Il vaso di Pandoro: Lucarelli svela l’illusione social dei Ferragnez
Chissà se nei momenti in cui la fama dei Ferragnez risplendeva fulgida e apparentemente intoccabile, i due, moglie e marito, abbiano valutato, anche solo per un attimo, che più la salita sarebbe stata vertiginosa più l’eventuale discesa sarebbe diventata rovinosa.
“Attenti a quelli che cercano continuamente la folla”, avvertiva lo scrittore Bukowski, “da soli non sono nessuno”.
E cosa sarebbero Chiara Ferragni e Federico Lucia, in arte Fedez, senza i loro (complessivi) 45 milioni di follower?
La “Royal Coupe” italiana, celebrata, osannata, adorata, di colpo ha visto scomparire l’armatura d’oro di cui si era circondata negli ultimi anni diventando improvvisamente vulnerabile, attaccabile.
Il Pandoro della discordia
Il merito giornalistico di aver aperto il vaso di Pandora dei Ferragnez va alla scrittrice e podcaster Selvaggia Lucarelli.
Siamo alla fine del 2022. Il Domani pubblica un’inchiesta della Lucarelli. Titolo: “Il pandoro benefico di Chiara Ferragni è soltanto marketing e non beneficenza”.
L’inchiesta mette in luce incongruenze e opacità della campagna lanciata a Novembre dall’azienda dolciaria Balocco e dall’imprenditrice digitale.
Un Pandoro limited edition, Pink Christmas, messo sul mercato al prezzo maggiorato di nove euro (anziché di circa 3,70 euro della versione non griffata).
L’operazione è presentata come una collaborazione benefica a favore dell’ospedale Regina Margherita di Torino, che si occupa di ricerca contro i tumori infantili.
Lucarelli fa notare che sul sito di Balocco e sul profilo Instagram di Chiara Ferragni si legge che “l’azienda piemontese e l’influencer sostengono un progetto di ricerca promosso dall’ospedale”, mirato a trovare nuove cure terapeutiche per i bambini affetti da Osteosarcoma e Sarcoma di Ewing.
La notizia viene prontamente ripresa dai media e da molti utenti sui social, che iniziano a comprare il pandoro convinti di contribuire alla causa.
I dubbi di Selvaggia Lucarelli sul Pandoro Balocco Ferragni
La quantità di pandori venduti, però, spiega dettagliatamente la Lucarelli nel suo libro “Il vaso di Pandoro”, non avrebbe inciso in alcun modo sull’entità della donazione. E questo Chiara Ferragni lo sapeva bene.
La beneficienza, infatti, era già stata fatta dalla sola Balocco all’Ospedale Regina Margherita, in cifra fissa (50.000 euro), a maggio 2022, quindi molti mesi prima del lancio dell’iniziativa avvenuto poi a novembre dello stesso anno.

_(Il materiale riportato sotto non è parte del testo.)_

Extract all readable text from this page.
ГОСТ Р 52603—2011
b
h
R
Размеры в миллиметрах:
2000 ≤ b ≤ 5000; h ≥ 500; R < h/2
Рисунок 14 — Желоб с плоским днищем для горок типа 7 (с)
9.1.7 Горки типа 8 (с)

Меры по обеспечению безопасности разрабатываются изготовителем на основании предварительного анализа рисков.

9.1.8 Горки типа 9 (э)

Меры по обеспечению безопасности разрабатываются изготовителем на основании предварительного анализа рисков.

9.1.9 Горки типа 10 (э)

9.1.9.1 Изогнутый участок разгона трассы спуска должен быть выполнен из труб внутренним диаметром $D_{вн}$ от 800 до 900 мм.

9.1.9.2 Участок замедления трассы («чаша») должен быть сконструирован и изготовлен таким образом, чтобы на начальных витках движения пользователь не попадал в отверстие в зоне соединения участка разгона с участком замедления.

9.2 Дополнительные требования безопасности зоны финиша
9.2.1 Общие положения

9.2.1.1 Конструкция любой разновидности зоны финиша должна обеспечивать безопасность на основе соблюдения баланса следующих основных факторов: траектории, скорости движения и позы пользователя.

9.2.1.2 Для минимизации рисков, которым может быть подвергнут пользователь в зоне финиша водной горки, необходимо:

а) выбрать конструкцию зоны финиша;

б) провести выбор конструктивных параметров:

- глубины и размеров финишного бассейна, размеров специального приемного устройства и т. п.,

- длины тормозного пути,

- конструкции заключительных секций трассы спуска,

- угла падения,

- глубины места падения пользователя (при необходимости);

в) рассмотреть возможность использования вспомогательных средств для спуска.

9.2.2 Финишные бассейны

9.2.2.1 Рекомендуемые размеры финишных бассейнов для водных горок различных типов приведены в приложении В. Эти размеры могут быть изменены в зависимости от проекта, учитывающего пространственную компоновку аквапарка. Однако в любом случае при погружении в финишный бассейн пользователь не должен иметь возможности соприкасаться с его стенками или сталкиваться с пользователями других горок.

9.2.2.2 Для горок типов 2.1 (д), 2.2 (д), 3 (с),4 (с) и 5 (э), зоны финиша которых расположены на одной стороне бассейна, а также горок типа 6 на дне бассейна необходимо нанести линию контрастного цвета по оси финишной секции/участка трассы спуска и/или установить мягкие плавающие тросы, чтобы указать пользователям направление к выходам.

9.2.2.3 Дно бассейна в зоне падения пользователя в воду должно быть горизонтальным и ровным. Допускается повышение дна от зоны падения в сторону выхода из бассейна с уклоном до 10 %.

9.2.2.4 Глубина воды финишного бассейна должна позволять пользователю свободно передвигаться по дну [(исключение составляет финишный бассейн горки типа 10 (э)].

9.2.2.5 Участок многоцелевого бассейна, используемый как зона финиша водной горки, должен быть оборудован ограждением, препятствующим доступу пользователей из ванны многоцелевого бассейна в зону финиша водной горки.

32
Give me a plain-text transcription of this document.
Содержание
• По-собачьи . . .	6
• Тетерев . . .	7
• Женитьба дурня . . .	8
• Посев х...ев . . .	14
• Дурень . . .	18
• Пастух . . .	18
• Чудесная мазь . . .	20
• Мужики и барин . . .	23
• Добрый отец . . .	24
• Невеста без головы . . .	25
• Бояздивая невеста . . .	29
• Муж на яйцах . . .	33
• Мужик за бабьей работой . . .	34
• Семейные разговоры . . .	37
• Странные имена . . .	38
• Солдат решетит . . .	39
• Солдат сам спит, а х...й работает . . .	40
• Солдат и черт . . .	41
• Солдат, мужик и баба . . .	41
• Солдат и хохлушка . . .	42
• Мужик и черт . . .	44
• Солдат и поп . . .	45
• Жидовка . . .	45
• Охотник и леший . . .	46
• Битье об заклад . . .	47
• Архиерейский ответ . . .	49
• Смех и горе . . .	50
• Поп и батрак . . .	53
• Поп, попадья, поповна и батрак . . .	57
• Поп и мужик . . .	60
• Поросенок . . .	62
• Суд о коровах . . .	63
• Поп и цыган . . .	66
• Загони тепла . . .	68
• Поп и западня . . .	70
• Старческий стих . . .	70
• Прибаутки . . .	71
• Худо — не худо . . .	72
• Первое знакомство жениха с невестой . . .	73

L’imprenditrice digitale, da par suo, aveva chiuso con Balocco un accordo commerciale di un milione di euro circa.
Secondo la ricostruzione dell’autrice, attraverso fonti attendibili, l’azienda dolciaria in un primo momento avrebbe voluto spiegare l’operazione al consumatore con più trasparenza, ma la società di Ferragni avrebbe spinto affinché il comunicato lasciasse intendere che la donazione fosse collegata alle vendite.
Un pasticcio, poco dolce e molto amaro.
La Lucarelli aveva scoperchiato il vaso dorato della fashion blogger perfetta, osannata in Italia e all’estero. Ma non tutti sembrano darle molto peso.
Un anno dopo, l’Antitrust commina una multa da oltre un milione di euro alle due società di Ferragni coinvolte nell’iniziativa, e di 420 mila euro a Balocco. L’accusa è di “pratica commerciale non corretta”.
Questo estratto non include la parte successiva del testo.